At the earth’s surface, if the atmospheric pressure is measured simultaneously at various places by means of barometers, we can get a clear picture of the horizontal distribution of pressure by drawing on a map lines, called isobars, through places at which the pressure is identical. The isobars reveal the presence of extensive areas over which the pressure is above the average and of others over which it is below the average. If, at the same time, we chart the flow of air by indicating the direction of the winds at various points, we shall notice that the air shows a strong tendency to travel around these areas; and if we could observe its course a thousand feet or so above the earth we should find the tendency even more pronounced at that level.

Another important law, springing in part from Ferrel’s Law and describing the movements of the air around areas of high and low pressure, is called Buys Ballot’s Law. One way of stating this law is as follows:

“If you stand with your back to the wind, in the northern hemisphere, the barometer will be lower on your left than on your right. The reverse is true in the southern hemisphere.”

The reader, whether he lives in the United States or any other civilized country, will have no difficulty in securing documentary evidence of the correctness of Buys Ballot’s Law in the shape of the daily weather maps issued by the various meteorological services. On a weather map showing conditions anywhere in the northern hemisphere it will be found that the winds (which are indicated by little arrows), though subject to a good many local variations, have a general tendency to blow in the direction followed by the hands of a clock (“clockwise”) around an area of high pressure, and in the opposite direction (“counterclockwise”) around an area of low pressure. It will likewise be noticed that, in general, the winds, instead of blowing along the isobars, are strongly inclined inward in the case of a low-pressure area and outward in the case of a high-pressure area. Lastly, if the map indicates the force of the winds at different places, it will be seen that winds are strongest where the isobars are close together and weakest where they are far apart.

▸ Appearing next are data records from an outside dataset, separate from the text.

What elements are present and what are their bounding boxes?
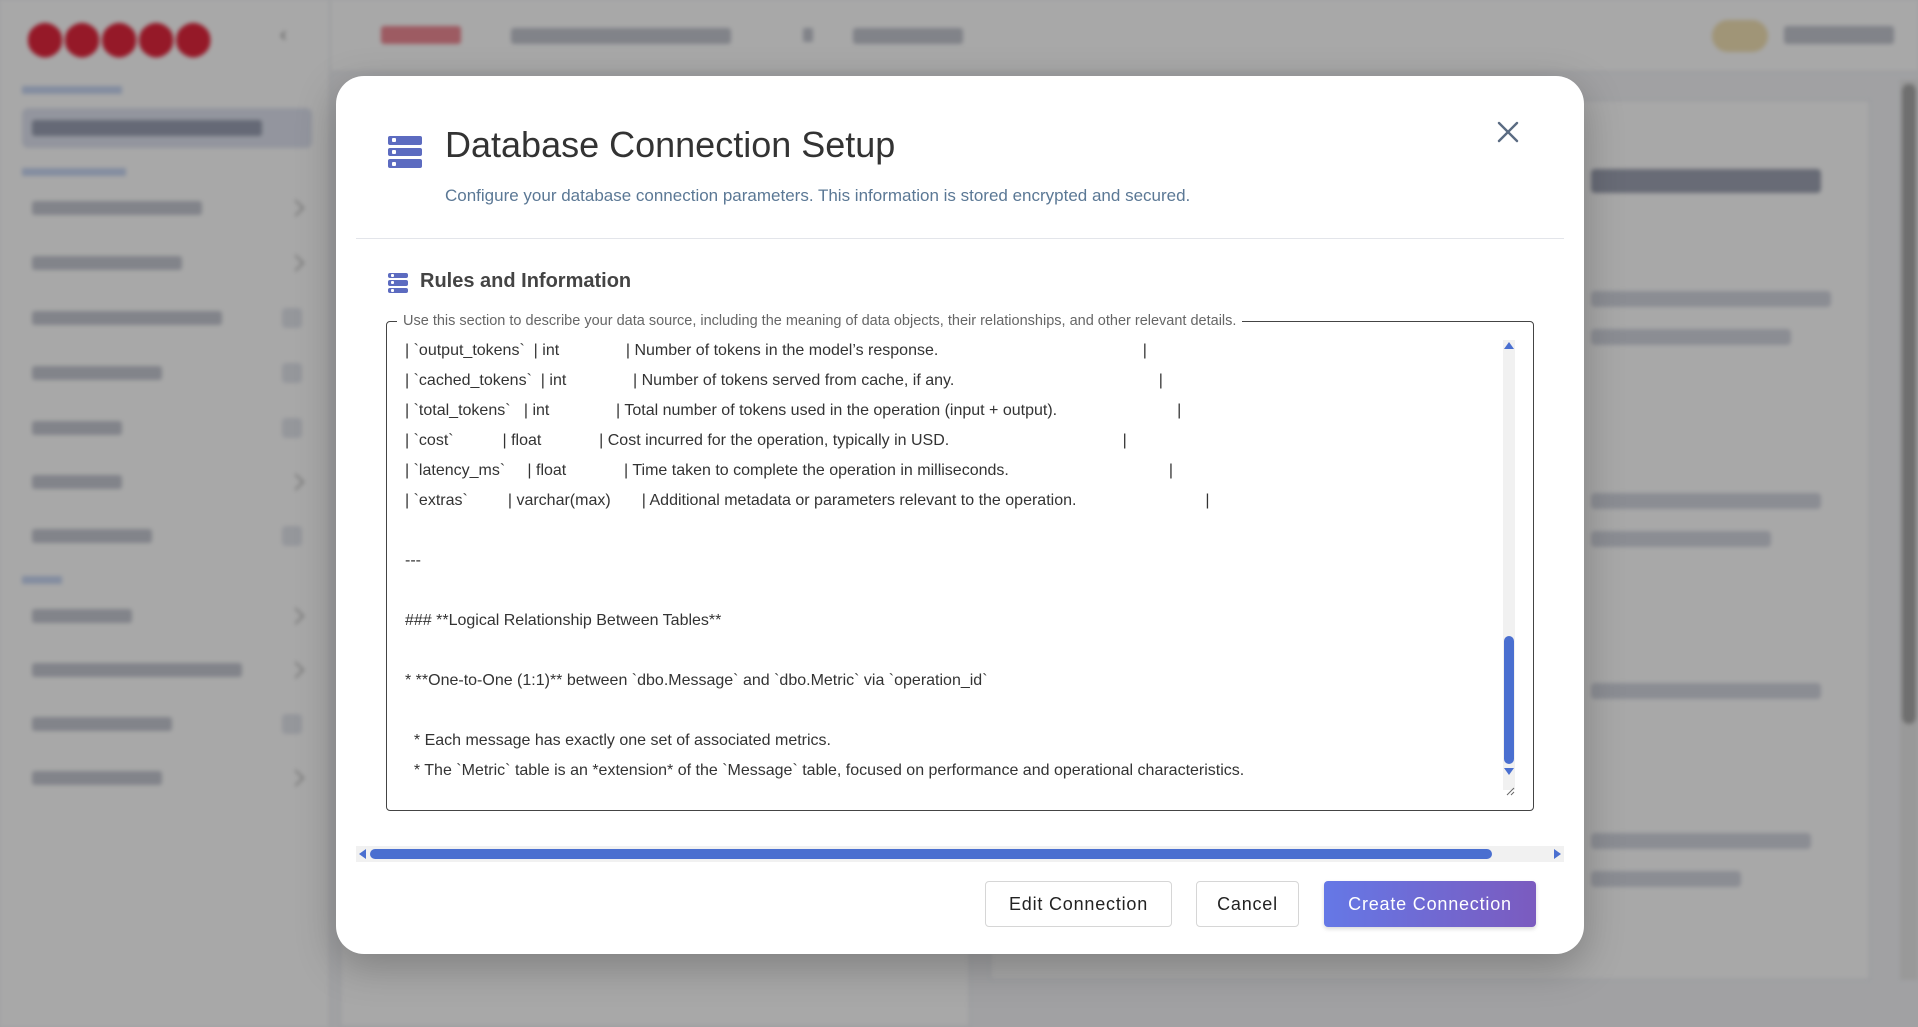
vertical-scrollbar[interactable] <box>1503 340 1515 790</box>
textarea-line: | `cost` | float | Cost incurred for the… <box>405 432 1127 449</box>
vertical-scrollbar-thumb[interactable] <box>1504 636 1514 764</box>
scroll-down-icon[interactable] <box>1504 768 1514 775</box>
horizontal-scrollbar[interactable] <box>356 846 1564 862</box>
textarea-line <box>405 696 1495 726</box>
scroll-left-icon[interactable] <box>359 849 366 859</box>
textarea-line: | `total_tokens` | int | Total number of… <box>405 402 1182 419</box>
modal-title: Database Connection Setup <box>445 124 896 165</box>
scroll-right-icon[interactable] <box>1554 849 1561 859</box>
edit-connection-button[interactable]: Edit Connection <box>985 881 1172 927</box>
textarea-line <box>405 516 1495 546</box>
close-icon <box>1497 121 1519 143</box>
textarea-line: * **One-to-One (1:1)** between `dbo.Mess… <box>405 672 988 689</box>
textarea-line: ### **Logical Relationship Between Table… <box>405 612 722 629</box>
textarea-label: Use this section to describe your data s… <box>397 313 1243 329</box>
textarea-content[interactable]: | `output_tokens` | int | Number of toke… <box>405 336 1495 796</box>
database-connection-modal: Database Connection Setup Configure your… <box>336 76 1584 954</box>
section-title: Rules and Information <box>420 270 632 292</box>
textarea-line: | `latency_ms` | float | Time taken to c… <box>405 462 1174 479</box>
textarea-line: | `cached_tokens` | int | Number of toke… <box>405 372 1163 389</box>
rules-information-textarea[interactable]: Use this section to describe your data s… <box>386 313 1534 811</box>
modal-subtitle: Configure your database connection param… <box>445 186 1191 205</box>
textarea-line: * Each message has exactly one set of as… <box>405 732 831 749</box>
cancel-button[interactable]: Cancel <box>1196 881 1299 927</box>
textarea-line <box>405 636 1495 666</box>
database-icon <box>388 136 422 169</box>
textarea-line: | `output_tokens` | int | Number of toke… <box>405 342 1147 359</box>
textarea-line: | `extras` | varchar(max) | Additional m… <box>405 492 1210 509</box>
textarea-line: --- <box>405 552 421 569</box>
database-icon <box>388 273 408 293</box>
scroll-up-icon[interactable] <box>1504 342 1514 349</box>
horizontal-scrollbar-thumb[interactable] <box>370 849 1492 859</box>
close-button[interactable] <box>1488 112 1528 152</box>
header-divider <box>356 238 1564 239</box>
textarea-line: * The `Metric` table is an *extension* o… <box>405 762 1245 779</box>
textarea-line <box>405 576 1495 606</box>
resize-handle-icon[interactable] <box>1505 786 1515 796</box>
create-connection-button[interactable]: Create Connection <box>1324 881 1536 927</box>
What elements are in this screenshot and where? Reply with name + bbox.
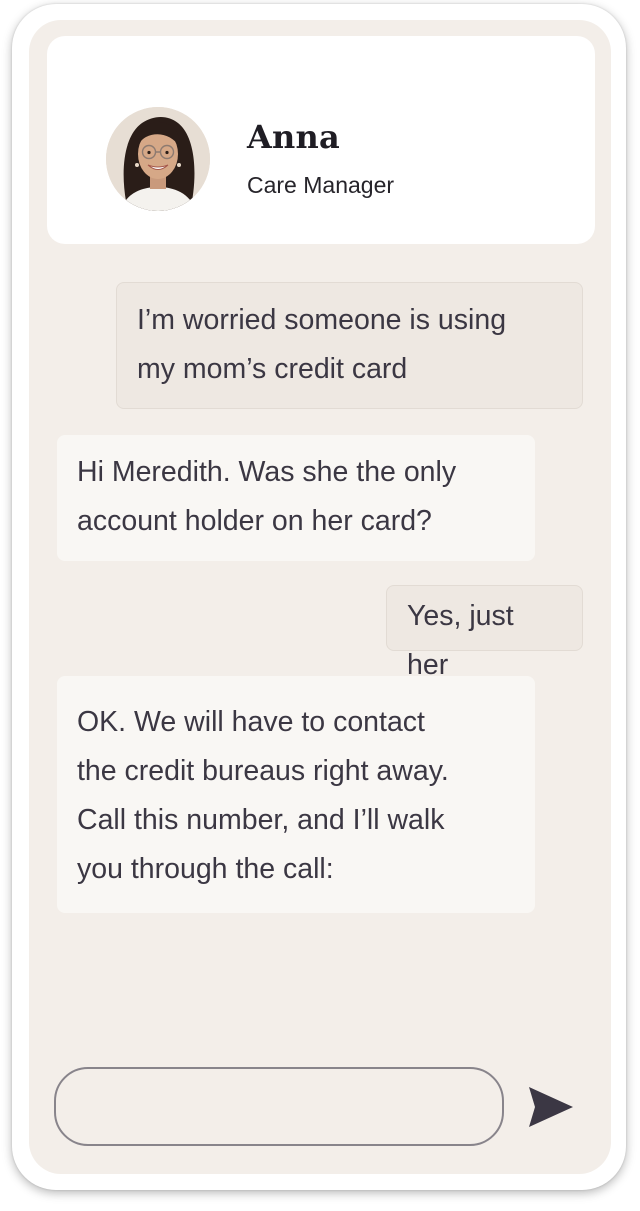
contact-header: Anna Care Manager bbox=[47, 36, 595, 244]
message-bubble-incoming: OK. We will have to contact the credit b… bbox=[57, 676, 535, 913]
message-input[interactable] bbox=[54, 1067, 504, 1146]
avatar-photo bbox=[106, 107, 210, 211]
chat-screen: Anna Care Manager I’m worried someone is… bbox=[29, 20, 611, 1174]
avatar[interactable] bbox=[106, 107, 210, 211]
phone-frame: Anna Care Manager I’m worried someone is… bbox=[12, 4, 626, 1190]
send-arrow-icon bbox=[529, 1087, 573, 1127]
contact-name: Anna bbox=[247, 118, 340, 156]
message-bubble-outgoing: Yes, just her bbox=[386, 585, 583, 681]
message-bubble-outgoing: I’m worried someone is using my mom’s cr… bbox=[116, 282, 583, 409]
message-bubble-incoming: Hi Meredith. Was she the only account ho… bbox=[57, 435, 535, 561]
contact-role: Care Manager bbox=[247, 172, 395, 198]
send-button[interactable] bbox=[523, 1083, 579, 1133]
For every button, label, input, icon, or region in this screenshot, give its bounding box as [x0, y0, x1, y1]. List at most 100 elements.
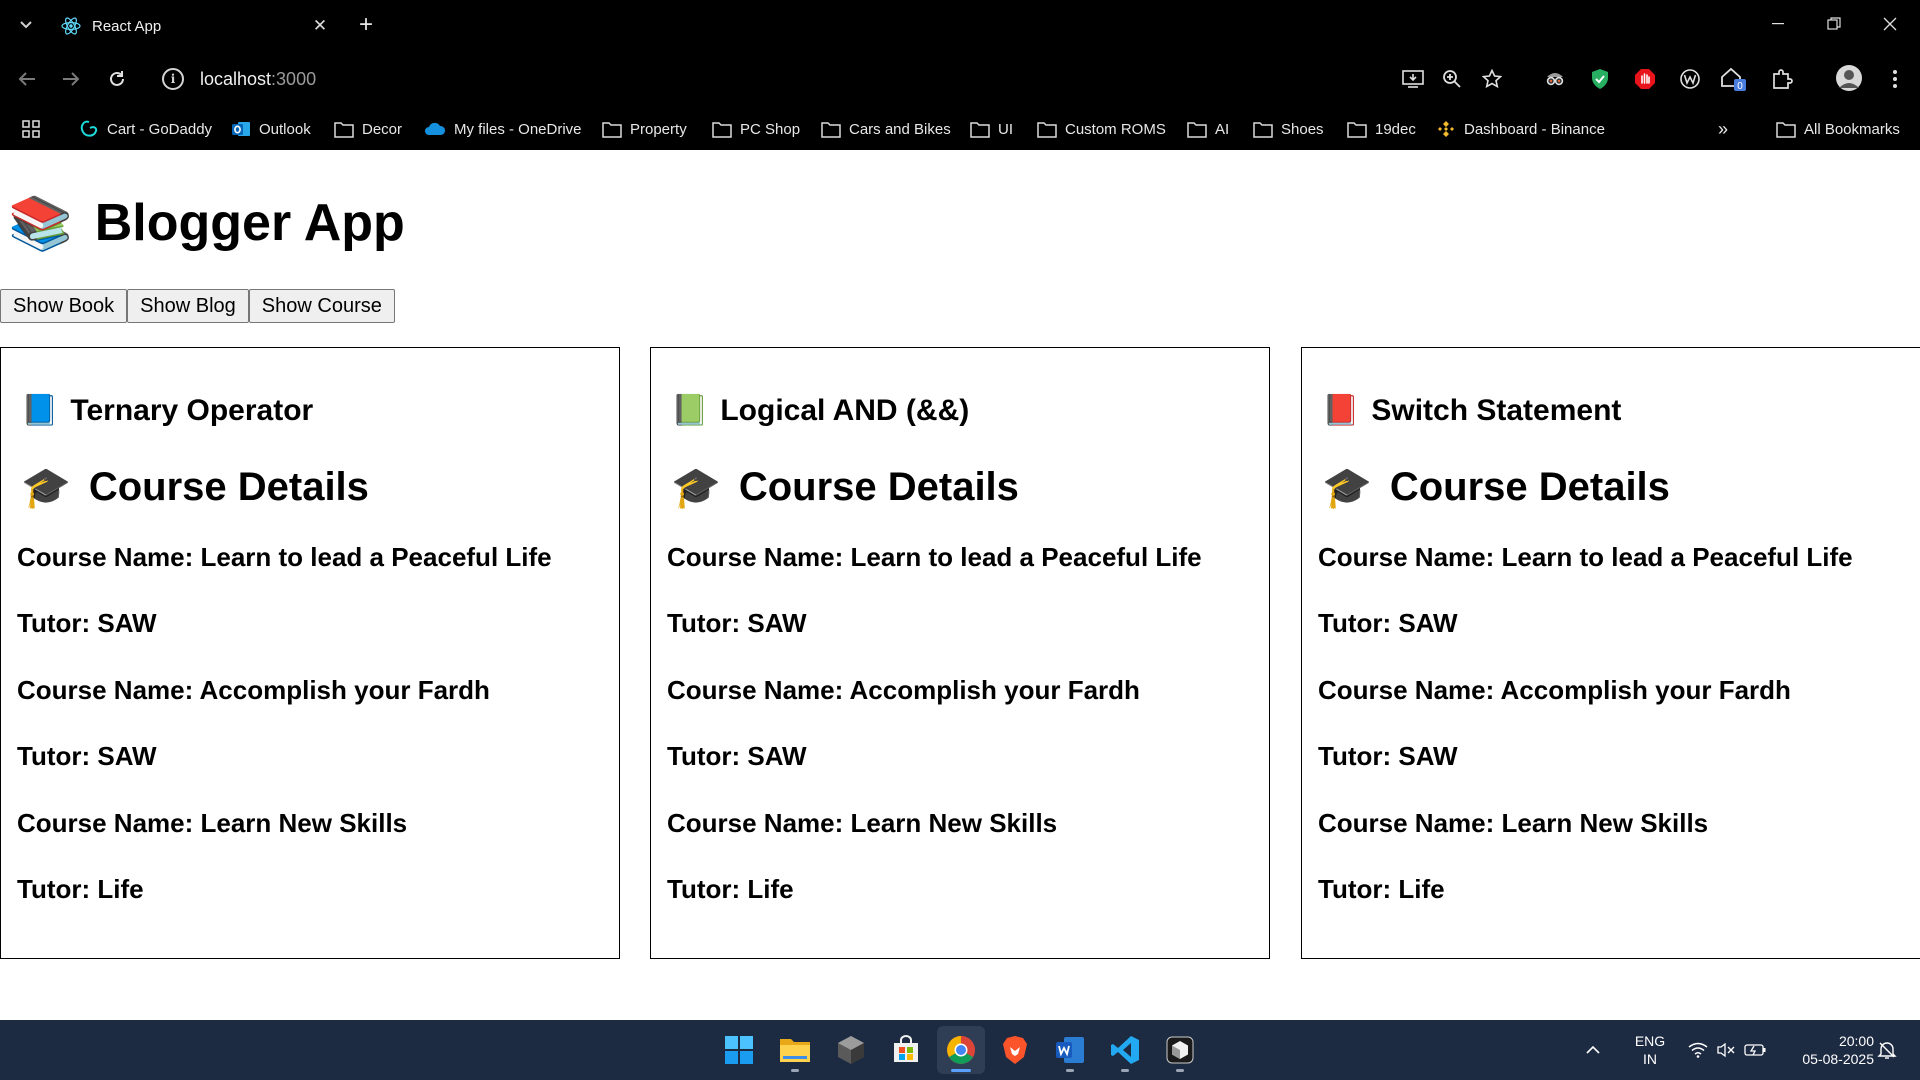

It is a matter of much interest to aeronauts that the force of the wind generally increases with altitude, and that, in the lower flying levels, the winds are little, if any, inclined to the isobars.

The spacing of the isobars is called the barometric gradient. One of the conventional ways of expressing a gradient numerically is to state the horizontal difference of pressure, in hundredths of an inch, for an interval of fifteen nautical miles; but meteorologists as a rule merely describe gradients as “steep,” “gentle,” “moderate,” etc., without indicating their numerical values.

If the great difference in temperature between the equatorial and polar regions were the only factor in the control of atmospheric circulation, there would be a strong barometric gradient between these regions and there would result a simple circulation of winds, blowing poleward from the equator aloft and equatorward from the poles at the earth’s surface. The former tendency of writers on meteorology and physical geography was to regard such a circulation as a substantial fact, though modified by the effects of the earth’s rotation and various local causes. Thus the idea has prevailed of a wholesale, direct exchange of air between the poles and the equator. Nowadays we can hardly maintain this idea, because we see that, on account of the great deflections they undergo, the main drifts of air are approximately along parallels of latitude and not along meridians of longitude. Within the tropics the general drift of the lower air is from the east (and near the equator this drift prevails up to a great height); in middle latitudes it is from the west; and in the circumpolar regions it is again from the east. Air from the equator presumably does find its way to high latitudes, and vice versa, but neither rapidly nor directly.

Perhaps the dominant feature of the whole circulation is the banking up of the air in so-called high-pressure belts at about latitude 30° North and South. From these “belts”—which are really broken up into separate areas of high pressure, and which shift north and south to a certain extent with the seasons—blow the northeast and southeast trade winds, in the full development of which, found only over the Atlantic and the eastern Pacific, we have the most remarkable “permanent winds” of the globe.

Between the trade wind belts lies the equatorial region of low pressure, known as the “doldrums.” This is, in general, a region of light and variable winds, heavy rains, and thunderstorms.

In the temperate zones of both hemispheres, on the poleward side of the high-pressure belts above mentioned, the general drift of the atmosphere near the earth’s surface is from west to east. In the south temperate zone there is a very strong preponderance of west winds, especially over the vast oceanic tract of the “roaring forties,” where blow the boisterous “brave west winds,” well known to sailors. The corresponding belt of the northern hemisphere, which includes all but the southernmost part of the United States, is described as a region of “prevailing westerly winds,” but it is also a region of storm tracks, and hence, as local episodes in the general movement of the atmosphere from west to east, there are constant shifts of the wind to all points of the compass, for reasons that will presently be explained.